Karl Marx's Camel
16th April 2005, 02:06
Taken from www.fascistshithole.com
Marx & Engels, "The German Ideology", Chap. 3: "He has not the slightest idea that the ability of children to develop depends on the development of their parents and that all this crippling under existing social relations has arisen historically, and in the same way can be abolished again in the course of historical development. Even naturally evolved differences within the species, such as racial differences, etc., which Sancho does not mention at all, can and must be abolished in the course of historical development. Sancho -- who in this connection casts a stealthy glance at zoology and so makes the discovery that "innate limited intellects" form the most numerous class not only among sheep and oxen, but also among polyps and infusoria, which have no heads at all -- has perhaps heard that it is possible to improve races of animals and by cross-breeding to create entirely new, more perfect varieties both for human enjoyment and for their own self-enjoyment.. "Why should not" Sancho be able to draw a conclusion from this in relation to people as well?"

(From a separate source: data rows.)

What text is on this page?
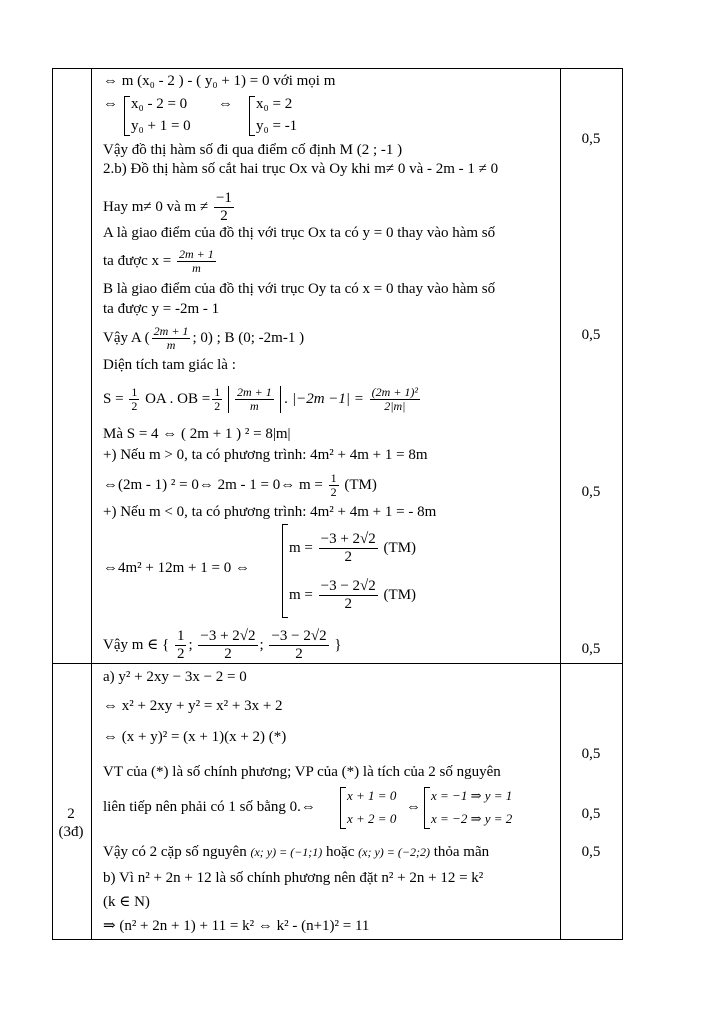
⇔ m (x₀ - 2 ) - ( y₀ + 1) = 0 với mọi m
⇔ x₀ - 2 = 0 ⇔ x₀ = 2
y₀ + 1 = 0	y₀ = -1
Vậy đồ thị hàm số đi qua điểm cố định M (2 ; -1 )
2.b) Đồ thị hàm số cắt hai trục Ox và Oy khi m≠ 0 và - 2m - 1 ≠ 0
Hay m≠ 0 và $m \ne \frac{-1}{2}$
A là giao điểm của đồ thị với trục Ox ta có y = 0 thay vào hàm số
ta được $x = \frac{2m + 1}{m}$
B là giao điểm của đồ thị với trục Oy ta có x = 0 thay vào hàm số
ta được y = -2m - 1
Vậy A ( $\frac{2m + 1}{m}$ ; 0) ; B (0; -2m-1 )
Diện tích tam giác là :
$S = \frac{1}{2}$ OA . OB = $\frac{1}{2}$
$\frac{2m + 1}{m}$ . $|-2m -1| = \frac{\text{(2m + 1)²}}{2|m|}$
Mà S = 4 ⇔ ( 2m + 1 ) ² = 8|m|
+) Nếu m > 0, ta có phương trình: 4m² + 4m + 1 = 8m
⇔(2m - 1) ² = 0⇔ 2m - 1 = 0⇔ $m = \frac{1}{2} (TM)$
+) Nếu m < 0, ta có phương trình: 4m² + 4m + 1 = - 8m
⇔4m² + 12m + 1 = 0 ⇔
$m = \frac{-3 + 2√2}{2} (TM)$
$m = \frac{-3 - 2√2}{2} (TM)$
Vậy m ∈ { $\frac{1}{2}$ ; $\frac{-3 + 2√2}{2}$ ; $\frac{-3 - 2√2}{2}$ }
0,5
0,5
0,5
0,5
2
(3đ)
a) y² + 2xy − 3x − 2 = 0
⇔ x² + 2xy + y² = x² + 3x + 2
⇔ (x + y)² = (x + 1)(x + 2) (*)
VT của (*) là số chính phương; VP của (*) là tích của 2 số nguyên
liên tiếp nên phải có 1 số bằng 0.⇔
x + 1 = 0
x + 2 = 0
⇔
x = −1 ⇒ y = 1
x = −2 ⇒ y = 2
Vậy có 2 cặp số nguyên (x; y) = (−1;1) hoặc (x; y) = (−2;2) thỏa mãn
b) Vì n² + 2n + 12 là số chính phương nên đặt n² + 2n + 12 = k²
(k ∈ N)
⇒ (n² + 2n + 1) + 11 = k² ⇔ k² - (n+1)² = 11
0,5
0,5
0,5
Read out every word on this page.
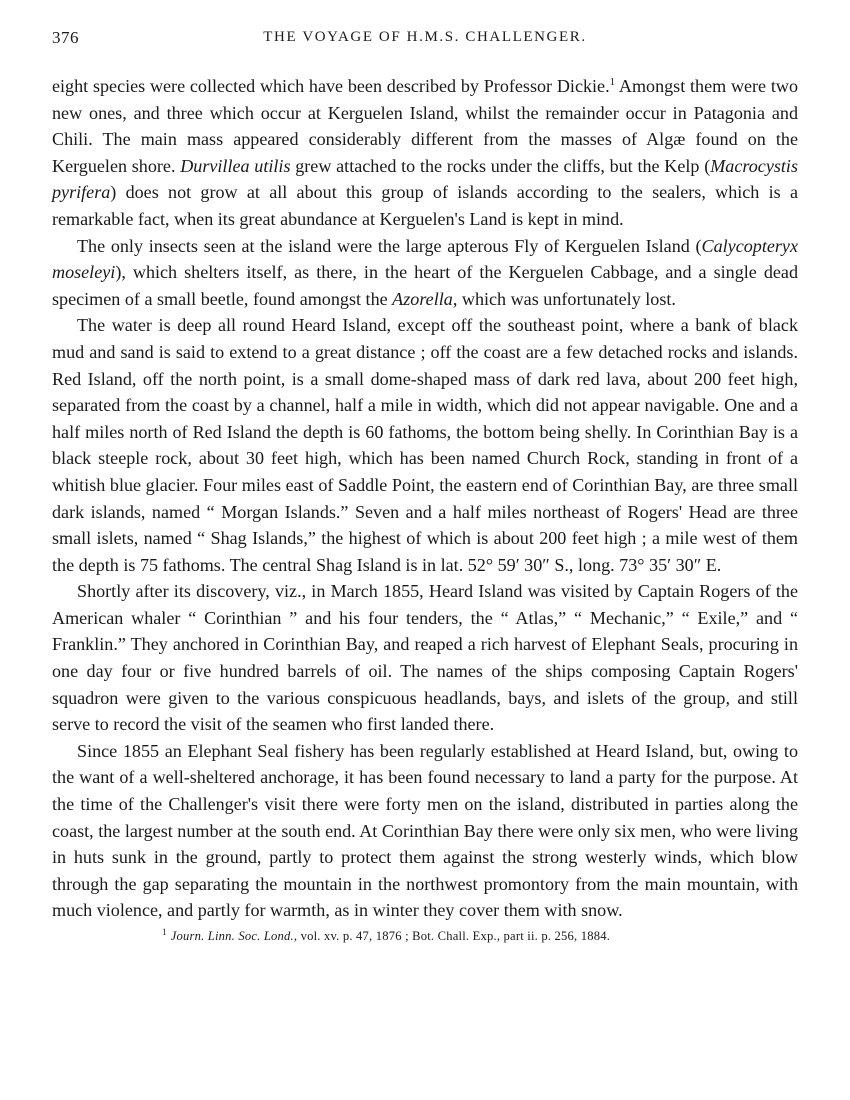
376	THE VOYAGE OF H.M.S. CHALLENGER.

eight species were collected which have been described by Professor Dickie.$^1$ Amongst them were two new ones, and three which occur at Kerguelen Island, whilst the remainder occur in Patagonia and Chili. The main mass appeared considerably different from the masses of Algæ found on the Kerguelen shore. Durvillea utilis grew attached to the rocks under the cliffs, but the Kelp (Macrocystis pyrifera) does not grow at all about this group of islands according to the sealers, which is a remarkable fact, when its great abundance at Kerguelen's Land is kept in mind.

The only insects seen at the island were the large apterous Fly of Kerguelen Island (Calycopteryx moseleyi), which shelters itself, as there, in the heart of the Kerguelen Cabbage, and a single dead specimen of a small beetle, found amongst the Azorella, which was unfortunately lost.

The water is deep all round Heard Island, except off the southeast point, where a bank of black mud and sand is said to extend to a great distance ; off the coast are a few detached rocks and islands. Red Island, off the north point, is a small dome-shaped mass of dark red lava, about 200 feet high, separated from the coast by a channel, half a mile in width, which did not appear navigable. One and a half miles north of Red Island the depth is 60 fathoms, the bottom being shelly. In Corinthian Bay is a black steeple rock, about 30 feet high, which has been named Church Rock, standing in front of a whitish blue glacier. Four miles east of Saddle Point, the eastern end of Corinthian Bay, are three small dark islands, named “ Morgan Islands.” Seven and a half miles northeast of Rogers' Head are three small islets, named “ Shag Islands,” the highest of which is about 200 feet high ; a mile west of them the depth is 75 fathoms. The central Shag Island is in lat. 52° 59′ 30″ S., long. 73° 35′ 30″ E.

Shortly after its discovery, viz., in March 1855, Heard Island was visited by Captain Rogers of the American whaler “ Corinthian ” and his four tenders, the “ Atlas,” “ Mechanic,” “ Exile,” and “ Franklin.” They anchored in Corinthian Bay, and reaped a rich harvest of Elephant Seals, procuring in one day four or five hundred barrels of oil. The names of the ships composing Captain Rogers' squadron were given to the various conspicuous headlands, bays, and islets of the group, and still serve to record the visit of the seamen who first landed there.

Since 1855 an Elephant Seal fishery has been regularly established at Heard Island, but, owing to the want of a well-sheltered anchorage, it has been found necessary to land a party for the purpose. At the time of the Challenger's visit there were forty men on the island, distributed in parties along the coast, the largest number at the south end. At Corinthian Bay there were only six men, who were living in huts sunk in the ground, partly to protect them against the strong westerly winds, which blow through the gap separating the mountain in the northwest promontory from the main mountain, with much violence, and partly for warmth, as in winter they cover them with snow.

$^1$ Journ. Linn. Soc. Lond., vol. xv. p. 47, 1876 ; Bot. Chall. Exp., part ii. p. 256, 1884.
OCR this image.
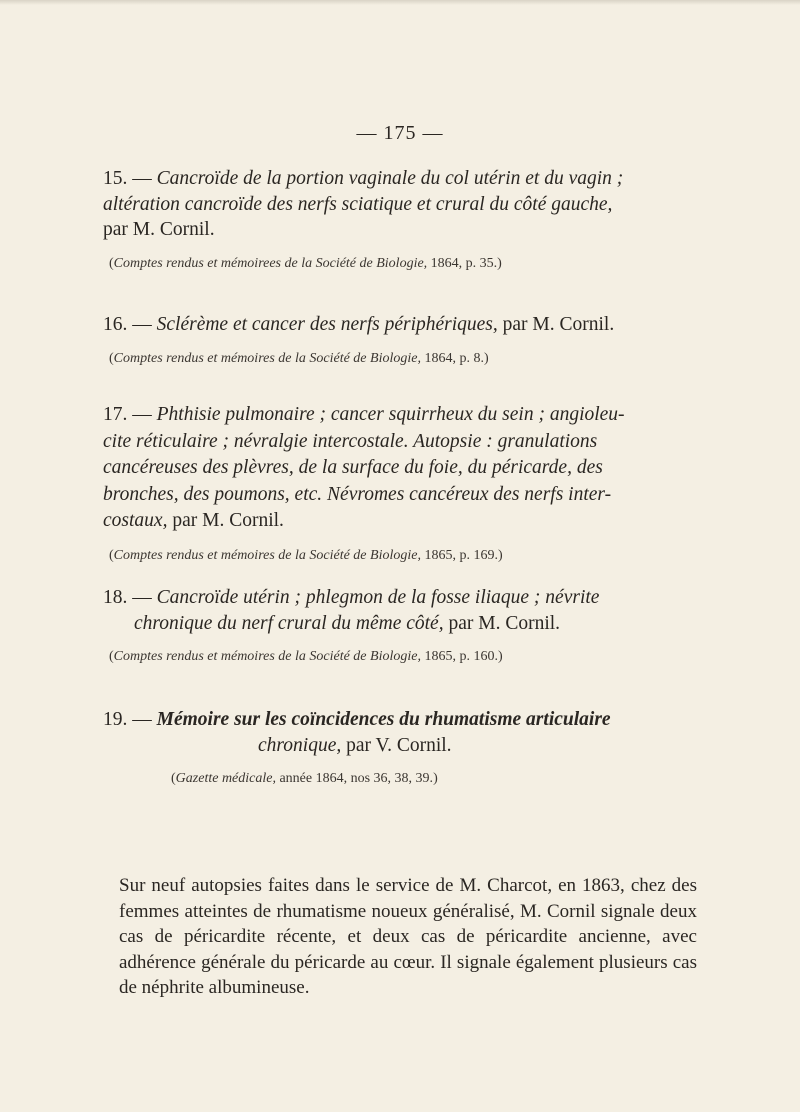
— 175 —

15. — Cancroïde de la portion vaginale du col utérin et du vagin ;
altération cancroïde des nerfs sciatique et crural du côté gauche,
par M. Cornil.

(Comptes rendus et mémoirees de la Société de Biologie, 1864, p. 35.)

16. — Sclérème et cancer des nerfs périphériques, par M. Cornil.

(Comptes rendus et mémoires de la Société de Biologie, 1864, p. 8.)

17. — Phthisie pulmonaire ; cancer squirrheux du sein ; angioleu-
cite réticulaire ; névralgie intercostale. Autopsie : granulations
cancéreuses des plèvres, de la surface du foie, du péricarde, des
bronches, des poumons, etc. Névromes cancéreux des nerfs inter-
costaux, par M. Cornil.

(Comptes rendus et mémoires de la Société de Biologie, 1865, p. 169.)

18. — Cancroïde utérin ; phlegmon de la fosse iliaque ; névrite
chronique du nerf crural du même côté, par M. Cornil.

(Comptes rendus et mémoires de la Société de Biologie, 1865, p. 160.)

19. — Mémoire sur les coïncidences du rhumatisme articulaire

chronique, par V. Cornil.

(Gazette médicale, année 1864, nos 36, 38, 39.)

Sur neuf autopsies faites dans le service de M. Charcot, en 1863, chez des femmes atteintes de rhumatisme noueux généralisé, M. Cornil signale deux cas de péricardite récente, et deux cas de péricardite ancienne, avec adhérence générale du péricarde au cœur. Il signale également plusieurs cas de néphrite albumineuse.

"The plentiful meat and milk diet among the Aryans and the Semites, and particularly the beneficial effects of these foods on the development of children, may, perhaps, explain the superior development of these two races." ("Origin of the Family, Private Property and the State", Fourth revised edition, 1891, in Marx & Engels, Selected Works In One Volume, Lawrence & Wishart: London, 1980, p 464.)
Engels. "Notes to Anti-Duehring": "On the other hand, modern natural science has extended the principle of the origin of all thought content from experience in a way that breaks down its old metaphysical limitation and formulation. By recognising the inheritance of acquired characters, it extends the subject of experience from the individual to the genus; the single individual that must have experienced is no longer necessary, its individual experience can be replaced to a certain extent by the results of the experiences of a number of its ancestors. If, for instance, among us the mathematical axioms seem self-evident to every eight-year-old child, and in no need of proof from experience, this is solely the result of "accumulated inheritance." It would be difficult to teach them by a proof to a bushman or Australian negro".
Capital, vol. 3, chapter 47: "The possibility is here presented for definite economic development taking place, depending, of course, upon favourable circumstances, inborn racial characteristics, etc."
Engels: (Marx and Engels, Selected Works, Vol. 3, p. 502.): "We regard economic conditions as the factor which ultimately determines historical development. But race is itself an economic factor".
Marx & Engels, "The German Ideology", Chap. 3: "He has not the slightest idea that the ability of children to develop depends on the development of their parents and that all this crippling under existing social relations has arisen historically, and in the same way can be abolished again in the course of historical development. Even naturally evolved differences within the species, such as racial differences, etc., which Sancho does not mention at all, can and must be abolished in the course of historical development. Sancho -- who in this connection casts a stealthy glance at zoology and so makes the discovery that "innate limited intellects" form the most numerous class not only among sheep and oxen, but also among polyps and infusoria, which have no heads at all -- has perhaps heard that it is possible to improve races of animals and by cross-breeding to create entirely new, more perfect varieties both for human enjoyment and for their own self-enjoyment.. "Why should not" Sancho be able to draw a conclusion from this in relation to people as well?"
"The plentiful meat and milk diet among the Aryans and the Semites, and particularly the beneficial effects of these foods on the development of children, may, perhaps, explain the superior development of these two races." ("Origin of the Family, Private Property and the State", Fourth revised edition, 1891, in Marx & Engels, Selected Works In One Volume, Lawrence & Wishart: London, 1980, p 464.)
Engels. "Notes to Anti-Duehring": "On the other hand, modern natural science has extended the principle of the origin of all thought content from experience in a way that breaks down its old metaphysical limitation and formulation. By recognising the inheritance of acquired characters, it extends the subject of experience from the individual to the genus; the single individual that must have experienced is no longer necessary, its individual experience can be replaced to a certain extent by the results of the experiences of a number of its ancestors. If, for instance, among us the mathematical axioms seem self-evident to every eight-year-old child, and in no need of proof from experience, this is solely the result of "accumulated inheritance." It would be difficult to teach them by a proof to a bushman or Australian negro".
Capital, vol. 3, chapter 47: "The possibility is here presented for definite economic development taking place, depending, of course, upon favourable circumstances, inborn racial characteristics, etc."
Engels: (Marx and Engels, Selected Works, Vol. 3, p. 502.): "We regard economic conditions as the factor which ultimately determines historical development. But race is itself an economic factor".